Williams joined her son at her mother’s place, but she didn’t stop stealing to support her habit and soon wore out her welcome. So she packed a suitcase with the essentials: some clothes, her crack pipe and the scraper she used to clean it.

Williams began to cycle between crack houses and detox facilities, filling the times in between by living on the streets.

“I tried to be a prostitute,” she said, “but it didn’t work because I didn’t know how to get the money [before the sexual transaction].”

Williams was nearly as naive about begging, asking for spare change with her hands outstretched until a passerby recommended she use a cup.

In spite of her inexperience, Williams evaded arrest at a time when most addicts were jailed at least once, according to her Narcotics Anonymous sponsor Lindra Ware. It wasn’t the criminal justice system, but sheer exhaustion that motivated her to seek treatment.

Getting Clean

Williams met her sponsor 19 years ago, when she joined a Narcotics Anonymous group.

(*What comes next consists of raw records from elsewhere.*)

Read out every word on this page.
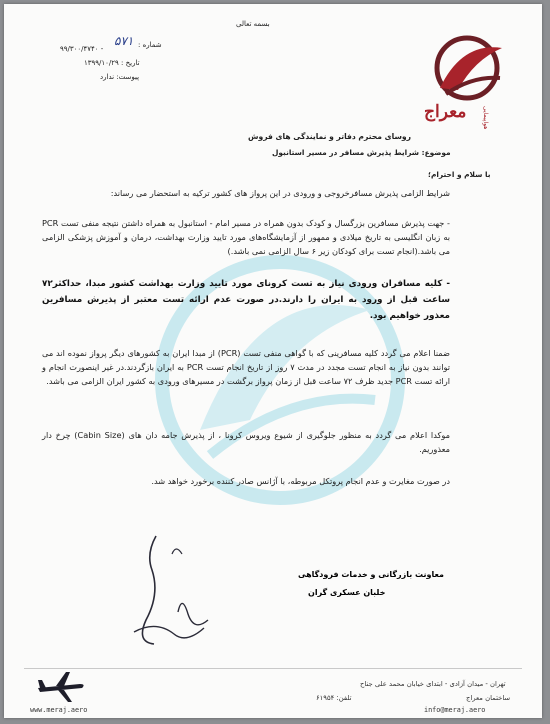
بسمه تعالی
شماره :
۵۷۱
۹۹/۳۰۰/۴۷۴۰ -
تاریخ : ۱۳۹۹/۱۰/۲۹
پیوست: ندارد
معراج	هواپیمایی
روسای محترم دفاتر و نمایندگی های فروش
موضوع: شرایط پذیرش مسافر در مسیر استانبول
با سلام و احترام؛
شرایط الزامی پذیرش مسافرخروجی و ورودی در این پرواز های کشور ترکیه به استحضار می رساند:
- جهت پذیرش مسافرین بزرگسال و کودک بدون همراه در مسیر امام - استانبول به همراه داشتن نتیجه منفی تست PCR به زبان انگلیسی به تاریخ میلادی و ممهور از آزمایشگاه‌های مورد تایید وزارت بهداشت، درمان و آموزش پزشکی الزامی می باشد.(انجام تست برای کودکان زیر ۶ سال الزامی نمی باشد.)
- کلیه مسافران ورودی نیاز به تست کرونای مورد تایید وزارت بهداشت کشور مبدا، حداکثر۷۲ ساعت قبل از ورود به ایران را دارند.در صورت عدم ارائه تست معتبر از پذیرش مسافرین معذور خواهیم بود.
ضمنا اعلام می گردد کلیه مسافرینی که با گواهی منفی تست (PCR) از مبدا ایران به کشورهای دیگر پرواز نموده اند می توانند بدون نیاز به انجام تست مجدد در مدت ۷ روز از تاریخ انجام تست PCR به ایران بازگردند.در غیر اینصورت انجام و ارائه تست PCR جدید ظرف ۷۲ ساعت قبل از زمان پرواز برگشت در مسیرهای ورودی به کشور ایران الزامی می باشد.
موکدا اعلام می گردد به منظور جلوگیری از شیوع ویروس کرونا ، از پذیرش جامه دان های (Cabin Size) چرخ دار معذوریم.
در صورت مغایرت و عدم انجام پروتکل مربوطه، با آژانس صادر کننده برخورد خواهد شد.
معاونت بازرگانی و خدمات فرودگاهی
خلبان عسکری گران
تهران - میدان آزادی - ابتدای خیابان محمد علی جناح
ساختمان معراج
تلفن: ۶۱۹۵۴
info@meraj.aero
www.meraj.aero
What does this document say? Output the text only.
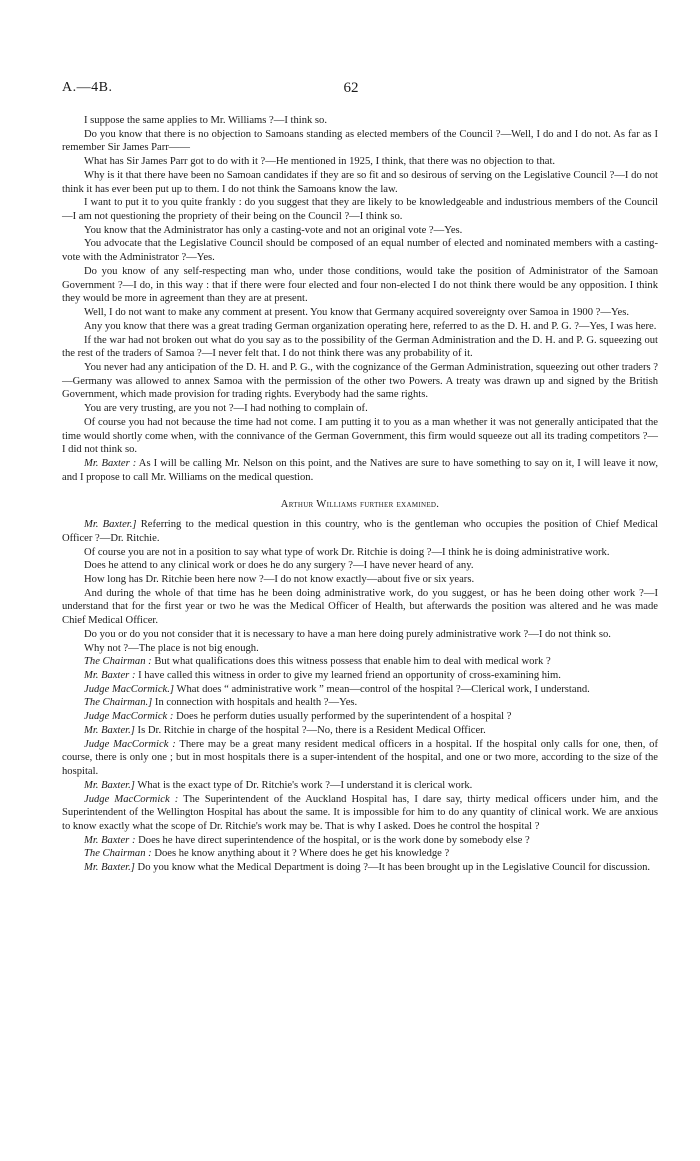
A.—4B.	62

I suppose the same applies to Mr. Williams ?—I think so.

Do you know that there is no objection to Samoans standing as elected members of the Council ?—Well, I do and I do not. As far as I remember Sir James Parr——

What has Sir James Parr got to do with it ?—He mentioned in 1925, I think, that there was no objection to that.

Why is it that there have been no Samoan candidates if they are so fit and so desirous of serving on the Legislative Council ?—I do not think it has ever been put up to them. I do not think the Samoans know the law.

I want to put it to you quite frankly : do you suggest that they are likely to be knowledgeable and industrious members of the Council—I am not questioning the propriety of their being on the Council ?—I think so.

You know that the Administrator has only a casting-vote and not an original vote ?—Yes.

You advocate that the Legislative Council should be composed of an equal number of elected and nominated members with a casting-vote with the Administrator ?—Yes.

Do you know of any self-respecting man who, under those conditions, would take the position of Administrator of the Samoan Government ?—I do, in this way : that if there were four elected and four non-elected I do not think there would be any opposition. I think they would be more in agreement than they are at present.

Well, I do not want to make any comment at present. You know that Germany acquired sovereignty over Samoa in 1900 ?—Yes.

Any you know that there was a great trading German organization operating here, referred to as the D. H. and P. G. ?—Yes, I was here.

If the war had not broken out what do you say as to the possibility of the German Administration and the D. H. and P. G. squeezing out the rest of the traders of Samoa ?—I never felt that. I do not think there was any probability of it.

You never had any anticipation of the D. H. and P. G., with the cognizance of the German Administration, squeezing out other traders ?—Germany was allowed to annex Samoa with the permission of the other two Powers. A treaty was drawn up and signed by the British Government, which made provision for trading rights. Everybody had the same rights.

You are very trusting, are you not ?—I had nothing to complain of.

Of course you had not because the time had not come. I am putting it to you as a man whether it was not generally anticipated that the time would shortly come when, with the connivance of the German Government, this firm would squeeze out all its trading competitors ?—I did not think so.

Mr. Baxter : As I will be calling Mr. Nelson on this point, and the Natives are sure to have something to say on it, I will leave it now, and I propose to call Mr. Williams on the medical question.

Arthur Williams further examined.

Mr. Baxter.] Referring to the medical question in this country, who is the gentleman who occupies the position of Chief Medical Officer ?—Dr. Ritchie.

Of course you are not in a position to say what type of work Dr. Ritchie is doing ?—I think he is doing administrative work.

Does he attend to any clinical work or does he do any surgery ?—I have never heard of any.

How long has Dr. Ritchie been here now ?—I do not know exactly—about five or six years.

And during the whole of that time has he been doing administrative work, do you suggest, or has he been doing other work ?—I understand that for the first year or two he was the Medical Officer of Health, but afterwards the position was altered and he was made Chief Medical Officer.

Do you or do you not consider that it is necessary to have a man here doing purely administrative work ?—I do not think so.

Why not ?—The place is not big enough.

The Chairman : But what qualifications does this witness possess that enable him to deal with medical work ?

Mr. Baxter : I have called this witness in order to give my learned friend an opportunity of cross-examining him.

Judge MacCormick.] What does “ administrative work ” mean—control of the hospital ?—Clerical work, I understand.

The Chairman.] In connection with hospitals and health ?—Yes.

Judge MacCormick : Does he perform duties usually performed by the superintendent of a hospital ?

Mr. Baxter.] Is Dr. Ritchie in charge of the hospital ?—No, there is a Resident Medical Officer.

Judge MacCormick : There may be a great many resident medical officers in a hospital. If the hospital only calls for one, then, of course, there is only one ; but in most hospitals there is a super-intendent of the hospital, and one or two more, according to the size of the hospital.

Mr. Baxter.] What is the exact type of Dr. Ritchie's work ?—I understand it is clerical work.

Judge MacCormick : The Superintendent of the Auckland Hospital has, I dare say, thirty medical officers under him, and the Superintendent of the Wellington Hospital has about the same. It is impossible for him to do any quantity of clinical work. We are anxious to know exactly what the scope of Dr. Ritchie's work may be. That is why I asked. Does he control the hospital ?

Mr. Baxter : Does he have direct superintendence of the hospital, or is the work done by somebody else ?

The Chairman : Does he know anything about it ? Where does he get his knowledge ?

Mr. Baxter.] Do you know what the Medical Department is doing ?—It has been brought up in the Legislative Council for discussion.
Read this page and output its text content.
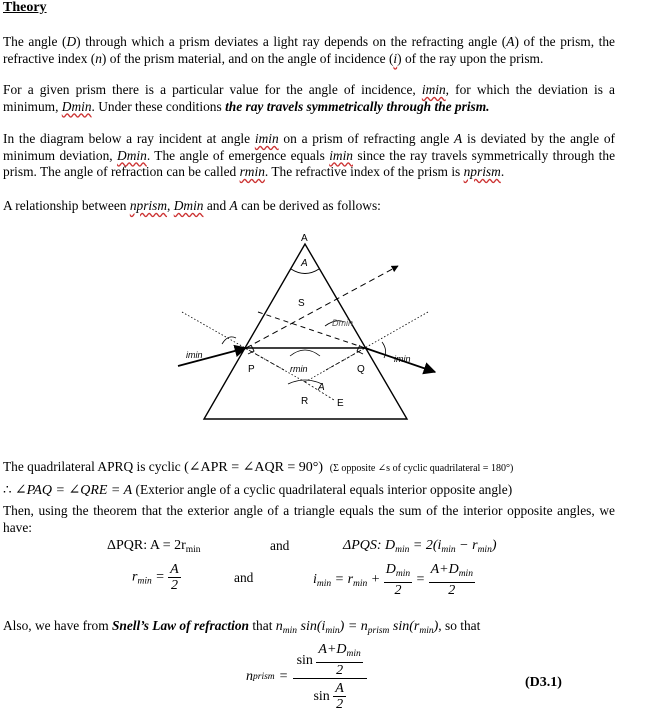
Theory
The angle (D) through which a prism deviates a light ray depends on the refracting angle (A) of the prism, the refractive index (n) of the prism material, and on the angle of incidence (i) of the ray upon the prism.
For a given prism there is a particular value for the angle of incidence, imin, for which the deviation is a minimum, Dmin. Under these conditions the ray travels symmetrically through the prism.
In the diagram below a ray incident at angle imin on a prism of refracting angle A is deviated by the angle of minimum deviation, Dmin. The angle of emergence equals imin since the ray travels symmetrically through the prism. The angle of refraction can be called rmin. The refractive index of the prism is nprism.
A relationship between nprism, Dmin and A can be derived as follows:
A
A
S
Dmin
imin	imin
P	Q
rmin
A
R	E
The quadrilateral APRQ is cyclic (∠APR = ∠AQR = 90°) (Σ opposite ∠s of cyclic quadrilateral = 180°)
∴ ∠PAQ = ∠QRE = A (Exterior angle of a cyclic quadrilateral equals interior opposite angle)
Then, using the theorem that the exterior angle of a triangle equals the sum of the interior opposite angles, we have:
ΔPQR: $A = 2r_{min}$	and	ΔPQS: $D_{min} = 2(i_{min} - r_{min})$
$r_{min} = \frac{A}{2}$	and	$i_{min} = r_{min}$ +
$D_{min}$
2
=
$A+D_{min}$
2
Also, we have from Snell’s Law of refraction that $n_{min}$ $\sin(i_{min}) = n_{prism}$ $\sin(r_{min})$, so that
n prism =
sin

$A+D_{min}$
2
sin

A
2
(D3.1)
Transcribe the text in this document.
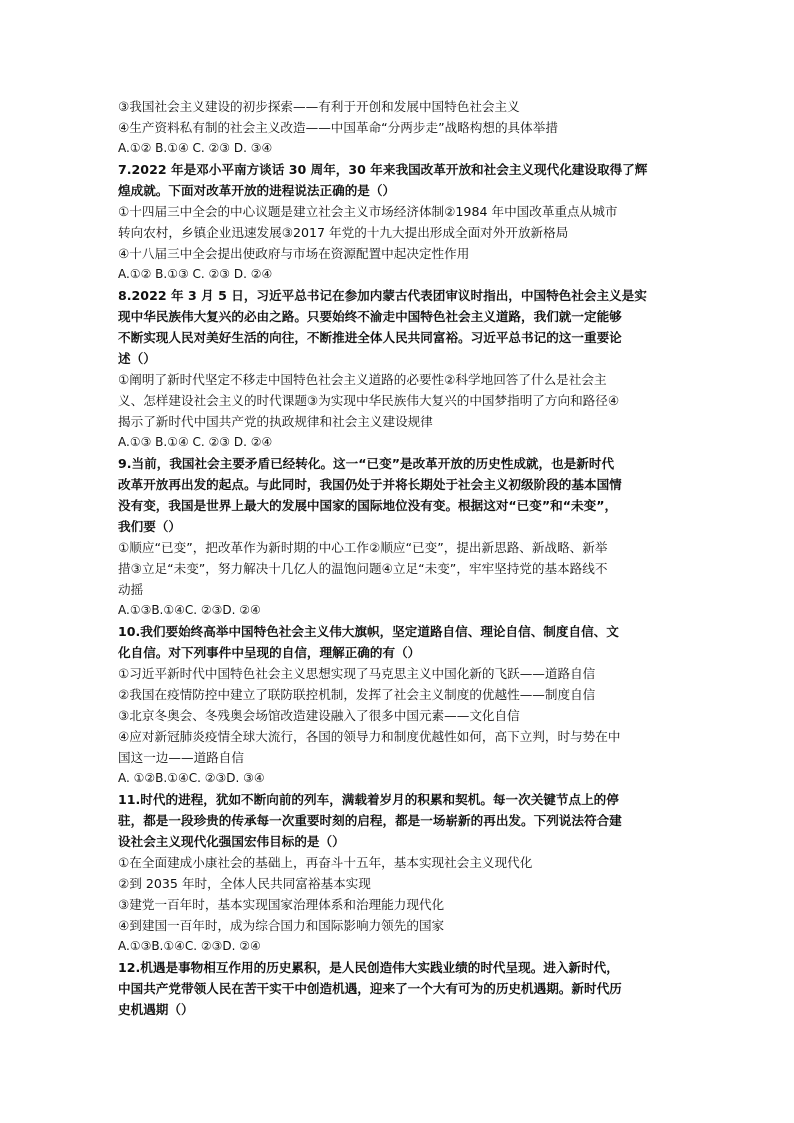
③我国社会主义建设的初步探索——有利于开创和发展中国特色社会主义
④生产资料私有制的社会主义改造——中国革命“分两步走”战略构想的具体举措
A.①② B.①④ C. ②③ D. ③④
7.2022 年是邓小平南方谈话 30 周年，30 年来我国改革开放和社会主义现代化建设取得了辉
煌成就。下面对改革开放的进程说法正确的是（）
①十四届三中全会的中心议题是建立社会主义市场经济体制②1984 年中国改革重点从城市
转向农村，乡镇企业迅速发展③2017 年党的十九大提出形成全面对外开放新格局
④十八届三中全会提出使政府与市场在资源配置中起决定性作用
A.①② B.①③ C. ②③ D. ②④
8.2022 年 3 月 5 日，习近平总书记在参加内蒙古代表团审议时指出，中国特色社会主义是实
现中华民族伟大复兴的必由之路。只要始终不渝走中国特色社会主义道路，我们就一定能够
不断实现人民对美好生活的向往，不断推进全体人民共同富裕。习近平总书记的这一重要论
述（）
①阐明了新时代坚定不移走中国特色社会主义道路的必要性②科学地回答了什么是社会主
义、怎样建设社会主义的时代课题③为实现中华民族伟大复兴的中国梦指明了方向和路径④
揭示了新时代中国共产党的执政规律和社会主义建设规律
A.①③ B.①④ C. ②③ D. ②④
9.当前，我国社会主要矛盾已经转化。这一“已变”是改革开放的历史性成就，也是新时代
改革开放再出发的起点。与此同时，我国仍处于并将长期处于社会主义初级阶段的基本国情
没有变，我国是世界上最大的发展中国家的国际地位没有变。根据这对“已变”和“未变”，
我们要（）
①顺应“已变”，把改革作为新时期的中心工作②顺应“已变”，提出新思路、新战略、新举
措③立足“未变”，努力解决十几亿人的温饱问题④立足“未变”，牢牢坚持党的基本路线不
动摇
A.①③B.①④C. ②③D. ②④
10.我们要始终高举中国特色社会主义伟大旗帜，坚定道路自信、理论自信、制度自信、文
化自信。对下列事件中呈现的自信，理解正确的有（）
①习近平新时代中国特色社会主义思想实现了马克思主义中国化新的飞跃——道路自信
②我国在疫情防控中建立了联防联控机制，发挥了社会主义制度的优越性——制度自信
③北京冬奥会、冬残奥会场馆改造建设融入了很多中国元素——文化自信
④应对新冠肺炎疫情全球大流行，各国的领导力和制度优越性如何，高下立判，时与势在中
国这一边——道路自信
A. ①②B.①④C. ②③D. ③④
11.时代的进程，犹如不断向前的列车，满载着岁月的积累和契机。每一次关键节点上的停
驻，都是一段珍贵的传承每一次重要时刻的启程，都是一场崭新的再出发。下列说法符合建
设社会主义现代化强国宏伟目标的是（）
①在全面建成小康社会的基础上，再奋斗十五年，基本实现社会主义现代化
②到 2035 年时，全体人民共同富裕基本实现
③建党一百年时，基本实现国家治理体系和治理能力现代化
④到建国一百年时，成为综合国力和国际影响力领先的国家
A.①③B.①④C. ②③D. ②④
12.机遇是事物相互作用的历史累积，是人民创造伟大实践业绩的时代呈现。进入新时代，
中国共产党带领人民在苦干实干中创造机遇，迎来了一个大有可为的历史机遇期。新时代历
史机遇期（）
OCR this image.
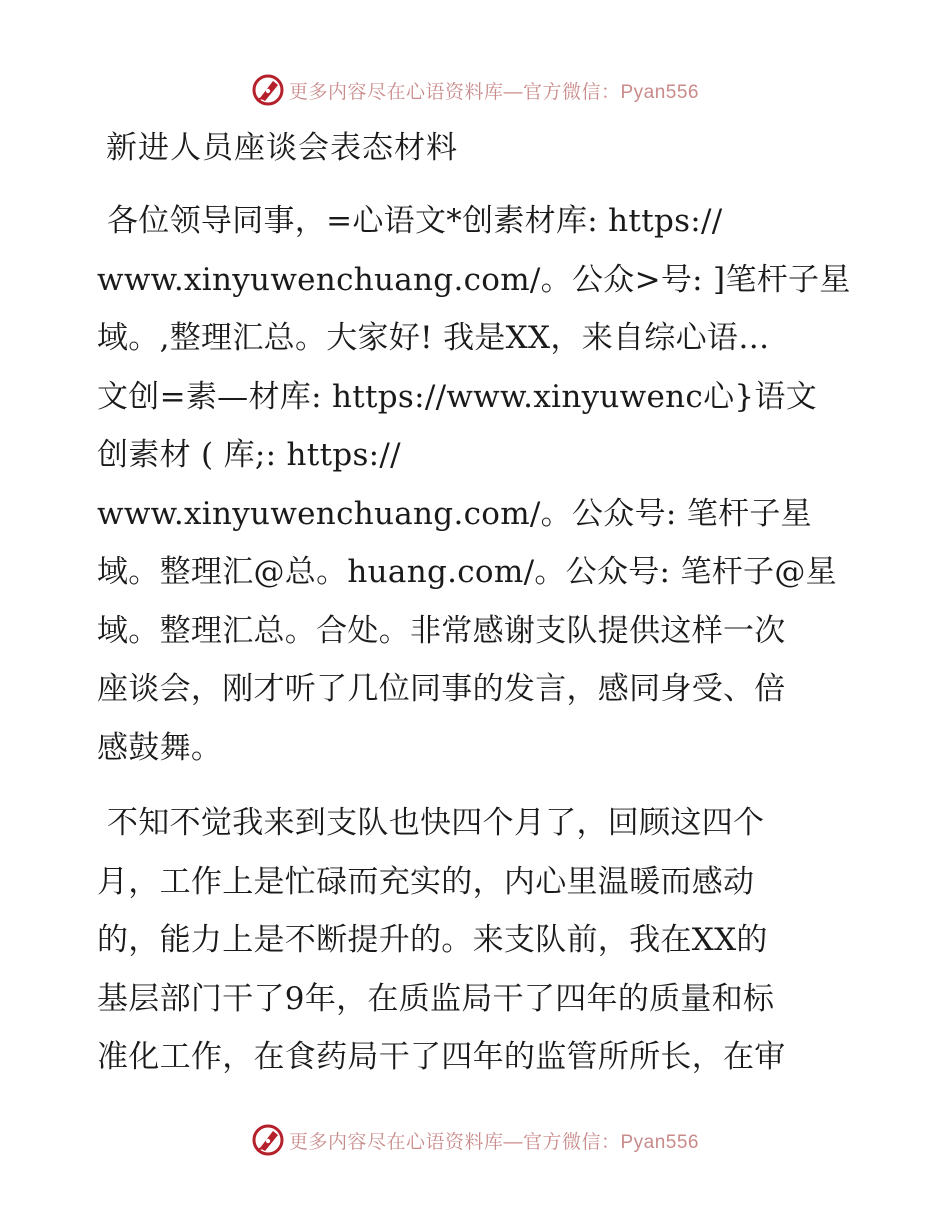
更多内容尽在心语资料库—官方微信：Pyan556
新进人员座谈会表态材料
各位领导同事，=心语文*创素材库: https://
www.xinyuwenchuang.com/。公众>号: ]笔杆子星
域。,整理汇总。大家好! 我是XX，来自综心语…
文创=素—材库: https://www.xinyuwenc心}语文
创素材 ( 库;: https://
www.xinyuwenchuang.com/。公众号: 笔杆子星
域。整理汇@总。huang.com/。公众号: 笔杆子@星
域。整理汇总。合处。非常感谢支队提供这样一次
座谈会，刚才听了几位同事的发言，感同身受、倍
感鼓舞。
不知不觉我来到支队也快四个月了，回顾这四个
月，工作上是忙碌而充实的，内心里温暖而感动
的，能力上是不断提升的。来支队前，我在XX的
基层部门干了9年，在质监局干了四年的质量和标
准化工作，在食药局干了四年的监管所所长，在审
更多内容尽在心语资料库—官方微信：Pyan556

Ware coached her through nighttime dreams and daytime urges that might tempt her to use again, encouraging her to leave traumatic events in the past and take accountability for her actions.

“I’ve messed with her head,” said Ware, a recovered heroin addict. As a test, she once offered a jonesing Williams this intentionally unfair trade: $20 to buy coke in exchange for one expensive mink coat. Williams turned Ware down.

More than a decade younger than Williams, Ware set an example by earning her masters of public health at 50. Her second master’s degree is in social work, and Ware feels obligated to warn Williams of the challenges ahead.

“Now with this shift that’s coming, with heroin, be prepared,” she instructed Williams on a Saturday afternoon earlier this month, when the two women sat down for an interview with DNAinfo New York in the recreation room of Williams’ building in Fort Greene.

“I told you all five years ago, heroin is coming,” Ware said. “Crack is holding its own, but heroin is once again the drug of choice.” (Heroin was at the center of New York City’s drug scene in the 1960s.)

Substance abuse treatment programs have undergone their own cycle in that time, swinging between an emphasis on lived experience and a stress on professional distance, according to Justin Mitchell, director of residential services at Odyssey House, a nonprofit serving addicts in recovery.

Empathy can help a counselor guide her client through the highs and lows of the early recovery process.

“Someone who has had many years of recovery, who goes on to improve their life by going to school and working,” he said, “can show that there’s hope and opportunity if you’re able to address this issue that’s standing in the way.”

But formal training teaches counselors that they should always have a reason for disclosing personal information, one benefiting their client rather than comforting themselves.

With her personal experience and theoretical studies, Williams may be perfectly poised between the two schools of thought, Mitchell said.

But even though Williams will soon guide those starting their own recovery, hers is a story that continues to unfold. She’ll attend the same Narcotics Anonymous meetings that helped her stay on track and work with her sponsor.

When Williams stumbled over remembering her “clean date,” or the day she quit crack, Ware warned, ”Those who don’t remember are doomed to repeat.”